0 stars 0 forks source link

Data Cleaning, Transformation #2

Closed TobyDavids closed 1 year ago

TobyDavids commented 1 year ago

@Irene-arch Cleans, and Transforms Dataset for analysis Deadline - Tuesday, 29th August.

Irene-arch commented 1 year ago

There are no duplicates or missing values within all three datasets.

Dataset issues

Fulfillment Dataset

Inventory Dataset

Orders and Shipments

Fixing dataset issues

Create a copy of the dataset to preserve the original data.

I used the strip method to remove any extra spaces in the column names. Here is the sample code that was used.

inventory.columns = inventory.columns.str.strip( )

Change datatype of Discount from object to float

I began by displaying the unique values in the discount column.

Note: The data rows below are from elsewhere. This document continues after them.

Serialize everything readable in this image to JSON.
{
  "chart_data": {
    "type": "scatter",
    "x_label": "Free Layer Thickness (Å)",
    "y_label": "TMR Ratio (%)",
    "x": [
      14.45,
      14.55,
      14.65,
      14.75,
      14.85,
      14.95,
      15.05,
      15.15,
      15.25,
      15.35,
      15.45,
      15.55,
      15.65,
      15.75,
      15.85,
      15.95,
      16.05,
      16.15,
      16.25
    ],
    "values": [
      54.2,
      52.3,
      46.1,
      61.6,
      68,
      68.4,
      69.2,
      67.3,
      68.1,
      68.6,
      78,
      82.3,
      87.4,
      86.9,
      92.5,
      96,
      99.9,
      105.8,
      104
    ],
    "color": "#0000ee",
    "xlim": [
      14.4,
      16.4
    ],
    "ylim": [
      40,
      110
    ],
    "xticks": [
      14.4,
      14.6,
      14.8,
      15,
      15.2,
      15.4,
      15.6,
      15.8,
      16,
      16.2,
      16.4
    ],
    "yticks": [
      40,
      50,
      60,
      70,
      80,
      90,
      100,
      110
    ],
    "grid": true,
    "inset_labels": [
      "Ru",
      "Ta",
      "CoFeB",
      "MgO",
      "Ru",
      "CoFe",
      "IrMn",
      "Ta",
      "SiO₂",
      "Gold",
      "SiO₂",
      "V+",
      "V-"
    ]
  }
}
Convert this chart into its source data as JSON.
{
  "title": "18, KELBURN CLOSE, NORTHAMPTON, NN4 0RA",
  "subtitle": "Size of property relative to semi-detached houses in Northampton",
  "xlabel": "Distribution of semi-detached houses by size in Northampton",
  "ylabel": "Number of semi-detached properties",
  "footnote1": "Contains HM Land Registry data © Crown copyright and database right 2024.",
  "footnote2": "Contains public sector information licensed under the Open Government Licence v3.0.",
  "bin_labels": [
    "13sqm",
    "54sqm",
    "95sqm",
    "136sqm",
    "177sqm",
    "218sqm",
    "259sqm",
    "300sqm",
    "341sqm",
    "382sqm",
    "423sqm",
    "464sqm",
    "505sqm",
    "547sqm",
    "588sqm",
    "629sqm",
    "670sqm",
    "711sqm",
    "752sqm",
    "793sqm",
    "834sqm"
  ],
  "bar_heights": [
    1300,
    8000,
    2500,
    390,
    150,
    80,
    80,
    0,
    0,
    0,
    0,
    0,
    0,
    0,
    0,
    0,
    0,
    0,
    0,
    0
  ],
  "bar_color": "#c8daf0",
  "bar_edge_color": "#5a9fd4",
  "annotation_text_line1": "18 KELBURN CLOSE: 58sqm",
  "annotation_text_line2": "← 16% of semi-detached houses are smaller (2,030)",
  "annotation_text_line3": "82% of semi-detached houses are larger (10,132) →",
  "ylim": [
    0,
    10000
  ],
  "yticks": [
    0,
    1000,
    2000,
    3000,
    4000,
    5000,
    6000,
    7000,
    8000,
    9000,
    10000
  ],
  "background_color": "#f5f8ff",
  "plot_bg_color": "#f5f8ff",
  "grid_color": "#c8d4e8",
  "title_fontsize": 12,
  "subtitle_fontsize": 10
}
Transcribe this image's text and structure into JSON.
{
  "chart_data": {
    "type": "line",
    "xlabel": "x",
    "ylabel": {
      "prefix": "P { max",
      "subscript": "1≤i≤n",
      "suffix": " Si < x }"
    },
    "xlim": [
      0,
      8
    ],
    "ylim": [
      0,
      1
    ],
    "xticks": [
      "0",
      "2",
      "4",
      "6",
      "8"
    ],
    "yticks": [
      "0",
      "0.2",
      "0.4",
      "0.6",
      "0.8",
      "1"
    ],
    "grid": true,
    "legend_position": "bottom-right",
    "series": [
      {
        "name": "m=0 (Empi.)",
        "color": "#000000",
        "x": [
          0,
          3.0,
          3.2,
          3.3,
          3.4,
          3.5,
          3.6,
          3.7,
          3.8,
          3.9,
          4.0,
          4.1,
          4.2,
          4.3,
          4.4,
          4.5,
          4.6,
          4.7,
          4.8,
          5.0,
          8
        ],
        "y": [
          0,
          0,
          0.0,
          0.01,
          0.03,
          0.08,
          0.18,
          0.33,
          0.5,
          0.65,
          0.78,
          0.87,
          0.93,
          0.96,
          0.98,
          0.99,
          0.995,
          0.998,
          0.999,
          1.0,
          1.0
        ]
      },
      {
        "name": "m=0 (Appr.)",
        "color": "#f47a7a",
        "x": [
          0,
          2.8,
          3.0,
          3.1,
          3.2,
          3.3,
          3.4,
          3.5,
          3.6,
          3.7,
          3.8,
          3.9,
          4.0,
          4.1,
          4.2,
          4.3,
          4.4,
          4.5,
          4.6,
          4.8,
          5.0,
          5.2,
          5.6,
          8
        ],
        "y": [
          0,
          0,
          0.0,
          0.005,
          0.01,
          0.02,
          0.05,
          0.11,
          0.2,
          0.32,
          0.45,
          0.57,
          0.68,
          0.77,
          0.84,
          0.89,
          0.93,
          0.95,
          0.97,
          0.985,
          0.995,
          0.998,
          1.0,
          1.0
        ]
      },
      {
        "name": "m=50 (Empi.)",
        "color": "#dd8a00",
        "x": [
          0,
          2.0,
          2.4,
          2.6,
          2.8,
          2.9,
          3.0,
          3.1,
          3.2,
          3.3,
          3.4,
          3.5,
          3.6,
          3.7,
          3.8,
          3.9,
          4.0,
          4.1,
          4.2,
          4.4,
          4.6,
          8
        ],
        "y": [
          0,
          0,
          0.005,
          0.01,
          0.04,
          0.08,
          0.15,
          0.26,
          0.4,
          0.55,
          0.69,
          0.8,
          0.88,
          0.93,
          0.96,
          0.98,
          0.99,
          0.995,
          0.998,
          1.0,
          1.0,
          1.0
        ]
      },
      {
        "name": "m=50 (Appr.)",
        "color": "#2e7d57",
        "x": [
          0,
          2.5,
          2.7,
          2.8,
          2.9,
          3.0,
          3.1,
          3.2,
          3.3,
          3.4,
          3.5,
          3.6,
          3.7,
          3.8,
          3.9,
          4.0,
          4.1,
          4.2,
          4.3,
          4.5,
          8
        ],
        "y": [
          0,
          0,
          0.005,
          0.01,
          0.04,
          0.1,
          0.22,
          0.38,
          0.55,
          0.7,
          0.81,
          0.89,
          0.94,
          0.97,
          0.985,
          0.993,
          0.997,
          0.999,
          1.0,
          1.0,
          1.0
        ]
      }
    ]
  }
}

orders_ship['Discount %'].unique( )

I realized that for the orders that received no discount, their values were represented as '-' instead of 0. This is the reason why the column is recorded as text instead of a float. To correct this, we will replace all the '-' values with 0 so that we can convert to float using astype( ) function.

orders_ship['Discount %'] = orders_ship['Discount %'].replace('  -  ',0.0).astype(float)
TobyDavids commented 1 year ago

Thank you Irene. From my end, I made some cleaning and Transformations steps.

I also normalized the data by creating 2 extra dimension tables (Customers & products) to reduce redundancy in the facts table (Orders).

The dates were merged as well.

Can we meet by 7pm (thats 9pm) on your end so we can look at the cleaned dataset and plan the next line of action. ? Thank you once again.

Irene-arch commented 1 year ago

That's great work. Looking forward to the session.